Mas nem tudo estava perdido – diz a moral da história, pelo que entendi. Contra a avareza, a maldade insana de um Marc-Antoine de Lenverpré e seus pares, os aristocratas conservadores, há sempre seres humanos dignos, corretos, como o homem do serviço secreto Célestin Hennion (Stéphane Guillon) e o jovem anarco-idealista Victor Minville. E há a imprensa livre, sempre alerta para divulgar as tramóias dos donos do poder.

Não me parece uma má moral da história, de forma alguma. Muitíssimo ao contrário.

Anotação em janeiro de 2020

Chamas do Destino/Le Bazar de la Charité

De Catherine Ramberg e Karin Spreuzkouski, criadoras, França-Bélgica, 2019

Diretor Alexandre Laurent

Com Audrey Fleurot (Adrienne de Lenverpré), Julie De Bona (Rose Rivière), Camille Lou (Alice de Jeansin)

e Gilbert Melki (Marc-Antoine de Lenverpré, o marido de Adrienne), Josiane Balasko (Madame Huchon, a mãe de Odette), Antoine Duléry (Auguste de Jeansin, o pai de Alice), Florence Pernel (Mathilde de Jeansin, a mãe de Alice), Théo Fernandez (Julien de la Ferté, o namorado de Alice), Victor Meutelet (Victor Minville, o anarquista herói), François-David Cardonnel (Hugues Chaville, o jornalista amante de Adrienne), Stéphane Guillon (Célestin Hennion, o agente do serviço secreto), Aurélien Wiik (Jean Rivière, o marido de Rose), Rose de Kervenoaël (Camille de Lenverpré, a filha de Adrienne), Sacha Pinault (Léo, o garoto amigo do jornalista Hugues), Linsay Rousseau (Odette de la Trémoille, a filha de Madame Huchon), Sylvain Dieuaide (Henri de la Trémoille, o marido de Odette), Adrien Guionnet (Thomas de la Trémoille, o filho de Odette), Gilles Cohen (o prefeito Leblanc), Christine Paolini (a governanta dos Lenverpré)

Roteiro Catherine Ramberg, com Karin Spreuzkouski e Yves Ramonet,

Baseado em história e personagens de Catherine Ramberg

Diálogos Catherine Ramberg

Fotografia Jean-Philippe Gosselin

Música Feançois Liétout

Montagem Jean de Garrigues e Emmanuel Douce

Casting Stéphane Finot

Figurinos Valérie Adda

Na Netflix. Produção Quad Television, TF1,

Cor, cerca de 400 min (6h40).

***

Título em inglês: The Bonfire of Destiny

6 Comentários para “Chamas do Destino / Le Bazar de la Charité”

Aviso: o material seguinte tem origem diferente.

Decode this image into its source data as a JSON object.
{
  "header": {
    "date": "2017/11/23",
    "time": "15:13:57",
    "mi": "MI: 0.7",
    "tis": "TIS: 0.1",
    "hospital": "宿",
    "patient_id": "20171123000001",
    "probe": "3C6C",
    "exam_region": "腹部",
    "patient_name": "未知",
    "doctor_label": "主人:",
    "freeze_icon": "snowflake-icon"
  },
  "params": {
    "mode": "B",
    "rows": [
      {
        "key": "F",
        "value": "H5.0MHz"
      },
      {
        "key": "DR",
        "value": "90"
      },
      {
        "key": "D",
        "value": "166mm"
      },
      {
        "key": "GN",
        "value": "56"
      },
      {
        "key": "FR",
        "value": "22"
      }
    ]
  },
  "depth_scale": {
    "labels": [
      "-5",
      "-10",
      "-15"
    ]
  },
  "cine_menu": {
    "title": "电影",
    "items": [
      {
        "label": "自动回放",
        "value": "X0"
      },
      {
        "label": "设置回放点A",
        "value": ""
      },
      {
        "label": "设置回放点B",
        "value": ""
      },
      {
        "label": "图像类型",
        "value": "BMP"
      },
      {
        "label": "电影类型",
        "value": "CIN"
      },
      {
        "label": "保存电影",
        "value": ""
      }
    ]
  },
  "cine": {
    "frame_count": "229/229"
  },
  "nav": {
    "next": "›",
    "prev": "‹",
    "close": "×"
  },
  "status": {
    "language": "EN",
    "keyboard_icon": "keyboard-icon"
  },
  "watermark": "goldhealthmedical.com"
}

  1. Acabei de ver ontem e gostei bastante, acho que é uma série de qualidade.
    Embora tenha alguns exageros como o Sérgio menciona.
    Mas no geral está muito bem; em especial fiquei muito impressionado com a cena do incêndio.
    Alguns actores masculinos estão muito mal como é o caso do actor que interpreta Marc-Antoine de Lenverpré.
    O Sérgio costuma chamar “careteiros” a este tipo de actores. Eu nuca vi esta palavra escrita noutro lado, apenas no 50 anos de filmes.
    Há uma palavra inglesa para isto que é “overacting” que me parece melhor.
    Outro actor que também é uma lástima é o que interpreta Julien de la Ferté o noivo de Alice de Jeansin.
    Acho que nunca vi um actor representar tão bem um imbecil total, um idiota completo; merecia um prémio: um balde estrume.

  2. Uau, Fátima!
    Esse seu comentário é de tirar o fôlego, deixar a gente vermelho de vergonha mas ao mesmo tempo todo feliz, tendo que abrir as janelas porque o ego não cabe na sala…
    Desculpe a brincadeira… Eu só queria agradecer pela sua gentileza!
    E dizer que seria legal se você se interessasse por voltar outras vezes ao site, para ler sobre outros filmes e/ou séries…
    Um abraço, e obrigado!
    Sérgio

  3. Esse maniqueísmo de que você fala creio ser uma aguçada estratégia para colocar uma lente de aumento sobre o comportamento das aparências do século XIX, e não um erro. Os valores de vida da aristocracia não se adaptaram ao mundo do dinheiro. Era um
    Tempo com um ritmo bastante diferente do atual (que permite relativizações). Lá, no século XIX, havia uma “produção da vida”, que exigia maneiras diferentes (verdadeiros borrões com
    a consciência do século XXI) de relacionar-se.

  4. Belíssima resenha, vim em busca de inspiração para meu texto do jornal da escola e sai sem folego. Cada detalhe, cada comentário, as criticas e elogios, foram coerentes e impressionantes.
    Agradeço!

  5. Uma série maravilhosa. Nos prende do início ao fim. As mulheres tem papéis surpreendentes!!